When he was told about Baddeley’s daughter and asked if he had a child write a letter, he laughed and said he didn’t. “That’s great,” Groppi said. “I totally pulled out the trump card. I don’t know how I can beat that.”

Baddeley failed to finish in the top 125 in the FedEx Cup standings all season for the third year in a row – ranking 196th. As a result, he can’t pick and choose his schedule, and last season earned only 13 regular season starts as a former champion. Baddeley got some early season starts by Monday in the playoffs, including in Fortinet’s season-opener, where he shot a 7-under to make a playoff and make the eagle into the second playoff hole to secure a spot on the court in Napa. He finished T-36 that week, T-6 at the Butterfield Bermuda Championship and turned the sponsor invite at the Sony Open in Hawaii into a season best for the T-5, which brought him to The Amex last week.

“It’s definitely tough,” Baddeley said of relying on the tournament’s goodwill and going through Monday’s playoffs. “It’s probably more difficult for my family than it is for me because it’s like, oh, you try to make plans and then either you get an invite or you’re in the top 10 or you qualify on Monday or you don’t qualify on Monday and you go home.”

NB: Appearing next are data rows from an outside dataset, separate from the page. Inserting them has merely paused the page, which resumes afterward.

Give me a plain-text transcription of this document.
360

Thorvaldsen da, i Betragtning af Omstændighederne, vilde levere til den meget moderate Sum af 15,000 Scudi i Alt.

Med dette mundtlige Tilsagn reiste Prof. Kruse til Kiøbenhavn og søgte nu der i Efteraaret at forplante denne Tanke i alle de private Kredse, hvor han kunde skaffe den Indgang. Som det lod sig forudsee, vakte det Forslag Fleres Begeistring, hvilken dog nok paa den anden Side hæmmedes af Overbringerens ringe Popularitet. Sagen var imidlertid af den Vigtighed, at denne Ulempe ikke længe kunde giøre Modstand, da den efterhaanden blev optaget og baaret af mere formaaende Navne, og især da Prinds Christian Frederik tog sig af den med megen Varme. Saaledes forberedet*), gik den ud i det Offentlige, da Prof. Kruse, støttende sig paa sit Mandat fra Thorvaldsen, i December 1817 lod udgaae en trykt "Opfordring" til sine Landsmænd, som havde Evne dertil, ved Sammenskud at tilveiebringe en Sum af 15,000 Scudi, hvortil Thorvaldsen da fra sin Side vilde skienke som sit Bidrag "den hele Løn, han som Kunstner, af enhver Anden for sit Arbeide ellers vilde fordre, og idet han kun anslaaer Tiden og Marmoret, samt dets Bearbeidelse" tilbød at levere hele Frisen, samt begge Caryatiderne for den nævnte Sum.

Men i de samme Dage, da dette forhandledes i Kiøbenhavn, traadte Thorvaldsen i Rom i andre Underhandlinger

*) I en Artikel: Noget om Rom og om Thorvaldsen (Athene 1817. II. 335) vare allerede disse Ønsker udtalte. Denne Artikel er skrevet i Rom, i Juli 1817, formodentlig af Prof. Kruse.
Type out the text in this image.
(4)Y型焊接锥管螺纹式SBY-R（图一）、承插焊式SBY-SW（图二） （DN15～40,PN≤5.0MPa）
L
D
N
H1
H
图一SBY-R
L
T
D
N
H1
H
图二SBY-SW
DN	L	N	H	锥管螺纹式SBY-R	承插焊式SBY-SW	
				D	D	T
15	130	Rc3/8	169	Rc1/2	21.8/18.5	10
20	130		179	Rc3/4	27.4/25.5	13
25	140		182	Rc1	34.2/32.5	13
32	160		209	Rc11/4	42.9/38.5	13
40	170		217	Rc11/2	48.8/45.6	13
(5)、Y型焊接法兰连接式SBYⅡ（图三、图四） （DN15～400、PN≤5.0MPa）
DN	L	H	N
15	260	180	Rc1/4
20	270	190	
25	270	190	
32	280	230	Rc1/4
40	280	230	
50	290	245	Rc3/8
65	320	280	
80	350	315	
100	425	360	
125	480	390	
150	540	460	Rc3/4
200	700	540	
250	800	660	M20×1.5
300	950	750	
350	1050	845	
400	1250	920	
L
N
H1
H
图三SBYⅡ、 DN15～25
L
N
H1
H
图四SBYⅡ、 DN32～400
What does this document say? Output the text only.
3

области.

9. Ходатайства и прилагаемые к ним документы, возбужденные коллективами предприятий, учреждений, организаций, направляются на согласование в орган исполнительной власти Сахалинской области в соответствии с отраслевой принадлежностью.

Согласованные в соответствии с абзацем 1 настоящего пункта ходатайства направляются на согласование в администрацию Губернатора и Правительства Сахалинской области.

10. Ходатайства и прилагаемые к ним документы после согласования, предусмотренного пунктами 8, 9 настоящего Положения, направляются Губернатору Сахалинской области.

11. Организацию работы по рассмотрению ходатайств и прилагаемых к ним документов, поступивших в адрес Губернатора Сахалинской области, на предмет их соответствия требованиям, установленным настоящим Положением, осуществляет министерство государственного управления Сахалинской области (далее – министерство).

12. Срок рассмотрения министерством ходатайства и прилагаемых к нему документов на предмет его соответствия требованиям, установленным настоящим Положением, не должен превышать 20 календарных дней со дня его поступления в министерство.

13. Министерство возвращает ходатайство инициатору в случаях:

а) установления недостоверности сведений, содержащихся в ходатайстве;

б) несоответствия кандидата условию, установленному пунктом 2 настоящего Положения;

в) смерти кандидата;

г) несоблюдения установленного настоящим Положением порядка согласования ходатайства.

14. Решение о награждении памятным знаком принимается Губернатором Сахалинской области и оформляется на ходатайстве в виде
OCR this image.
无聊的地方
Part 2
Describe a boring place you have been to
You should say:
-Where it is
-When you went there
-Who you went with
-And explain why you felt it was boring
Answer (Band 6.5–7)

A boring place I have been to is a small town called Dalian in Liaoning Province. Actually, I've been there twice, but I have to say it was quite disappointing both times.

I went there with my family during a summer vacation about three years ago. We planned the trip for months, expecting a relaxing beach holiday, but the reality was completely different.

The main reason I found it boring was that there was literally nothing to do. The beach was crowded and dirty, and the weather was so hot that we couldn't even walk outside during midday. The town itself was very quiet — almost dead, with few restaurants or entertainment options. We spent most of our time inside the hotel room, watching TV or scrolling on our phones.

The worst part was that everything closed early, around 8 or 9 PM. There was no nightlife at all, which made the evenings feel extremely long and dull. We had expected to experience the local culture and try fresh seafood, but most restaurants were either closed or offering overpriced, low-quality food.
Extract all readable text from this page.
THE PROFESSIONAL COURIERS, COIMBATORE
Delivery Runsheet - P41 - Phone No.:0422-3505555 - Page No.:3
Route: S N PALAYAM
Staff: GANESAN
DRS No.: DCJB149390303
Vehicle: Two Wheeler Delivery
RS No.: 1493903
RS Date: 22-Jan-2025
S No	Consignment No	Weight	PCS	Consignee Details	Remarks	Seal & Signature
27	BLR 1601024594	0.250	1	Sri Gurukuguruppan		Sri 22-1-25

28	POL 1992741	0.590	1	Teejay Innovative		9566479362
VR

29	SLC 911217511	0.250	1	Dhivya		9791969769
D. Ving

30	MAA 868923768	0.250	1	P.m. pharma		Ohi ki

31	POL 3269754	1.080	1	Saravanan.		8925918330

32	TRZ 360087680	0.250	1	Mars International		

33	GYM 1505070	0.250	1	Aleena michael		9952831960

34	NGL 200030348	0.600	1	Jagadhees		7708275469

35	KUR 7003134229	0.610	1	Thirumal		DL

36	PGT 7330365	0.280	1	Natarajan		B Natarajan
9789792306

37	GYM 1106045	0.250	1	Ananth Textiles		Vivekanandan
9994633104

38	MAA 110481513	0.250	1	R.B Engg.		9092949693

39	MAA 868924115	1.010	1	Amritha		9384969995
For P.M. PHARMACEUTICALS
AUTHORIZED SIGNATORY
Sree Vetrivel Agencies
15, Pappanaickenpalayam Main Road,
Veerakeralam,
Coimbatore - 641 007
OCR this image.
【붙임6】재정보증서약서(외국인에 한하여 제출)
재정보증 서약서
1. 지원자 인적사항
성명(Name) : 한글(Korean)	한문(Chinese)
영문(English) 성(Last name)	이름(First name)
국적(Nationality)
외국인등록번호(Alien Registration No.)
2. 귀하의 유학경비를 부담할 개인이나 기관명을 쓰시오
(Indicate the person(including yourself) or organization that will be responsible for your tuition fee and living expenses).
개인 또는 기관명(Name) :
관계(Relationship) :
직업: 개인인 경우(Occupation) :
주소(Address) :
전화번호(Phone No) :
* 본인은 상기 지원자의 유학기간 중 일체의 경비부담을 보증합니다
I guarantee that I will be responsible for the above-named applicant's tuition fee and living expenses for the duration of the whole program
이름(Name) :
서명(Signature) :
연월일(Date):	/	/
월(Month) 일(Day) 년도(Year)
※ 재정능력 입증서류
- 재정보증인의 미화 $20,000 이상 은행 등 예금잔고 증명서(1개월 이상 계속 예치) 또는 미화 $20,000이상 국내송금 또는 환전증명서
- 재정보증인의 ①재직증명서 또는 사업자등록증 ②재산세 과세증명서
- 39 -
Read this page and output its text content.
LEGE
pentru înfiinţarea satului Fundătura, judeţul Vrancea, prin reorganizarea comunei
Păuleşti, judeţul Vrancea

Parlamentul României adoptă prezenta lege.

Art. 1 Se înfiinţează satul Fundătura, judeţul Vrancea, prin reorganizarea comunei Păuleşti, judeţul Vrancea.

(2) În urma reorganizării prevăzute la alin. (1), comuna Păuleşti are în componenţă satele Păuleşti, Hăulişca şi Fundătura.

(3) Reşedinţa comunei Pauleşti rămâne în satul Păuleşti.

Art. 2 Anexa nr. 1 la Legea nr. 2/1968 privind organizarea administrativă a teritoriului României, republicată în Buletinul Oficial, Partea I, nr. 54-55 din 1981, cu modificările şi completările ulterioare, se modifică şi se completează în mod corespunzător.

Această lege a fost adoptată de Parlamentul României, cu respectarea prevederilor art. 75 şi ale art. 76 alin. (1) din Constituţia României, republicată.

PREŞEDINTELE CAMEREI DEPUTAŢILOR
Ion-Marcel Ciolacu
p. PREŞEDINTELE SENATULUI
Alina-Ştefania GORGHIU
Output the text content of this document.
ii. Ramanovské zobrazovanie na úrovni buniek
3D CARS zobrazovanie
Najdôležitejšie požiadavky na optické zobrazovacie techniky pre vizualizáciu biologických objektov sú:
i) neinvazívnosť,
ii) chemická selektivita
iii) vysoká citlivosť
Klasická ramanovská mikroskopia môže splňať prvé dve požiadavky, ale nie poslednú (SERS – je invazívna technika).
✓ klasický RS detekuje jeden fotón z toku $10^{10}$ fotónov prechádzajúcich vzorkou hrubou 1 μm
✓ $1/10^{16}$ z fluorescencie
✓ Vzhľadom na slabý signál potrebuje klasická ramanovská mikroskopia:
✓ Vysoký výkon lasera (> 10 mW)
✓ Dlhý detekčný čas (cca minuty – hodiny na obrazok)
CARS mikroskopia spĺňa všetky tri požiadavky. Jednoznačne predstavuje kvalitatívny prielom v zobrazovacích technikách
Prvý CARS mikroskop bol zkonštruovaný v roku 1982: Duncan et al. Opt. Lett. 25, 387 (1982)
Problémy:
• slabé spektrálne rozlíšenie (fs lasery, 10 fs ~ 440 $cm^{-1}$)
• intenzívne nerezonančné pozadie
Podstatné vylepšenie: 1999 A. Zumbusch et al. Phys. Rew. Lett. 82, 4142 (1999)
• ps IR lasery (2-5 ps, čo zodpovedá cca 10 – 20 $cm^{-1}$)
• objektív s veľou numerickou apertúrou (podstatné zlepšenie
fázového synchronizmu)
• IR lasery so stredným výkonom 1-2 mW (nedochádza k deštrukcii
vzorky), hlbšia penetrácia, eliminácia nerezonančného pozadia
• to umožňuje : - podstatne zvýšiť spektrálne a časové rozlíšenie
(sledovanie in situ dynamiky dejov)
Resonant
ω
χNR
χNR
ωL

When he enters the court, he says he treats the four-round tournament as if it were a Monday qualifier to get into the next event.

“Just four days of qualifiers, and there are 10 places instead of four,” he said.

At last year’s WM Phoenix Open, Sahith Theegala earned his fifth and final exemption from the tournament after being caught on the West Coast Swing, nearly winning the tournament, and finishing third. So a good result at the Farmers Insurance Open this week could go a long way to helping Baddeley’s case for one of three remaining exemptions still available. Julie counts on it.

“If we give him a story it will be a beautiful story, and if we don’t it will make us look like we don’t have a heart, but we do,” Cosby said.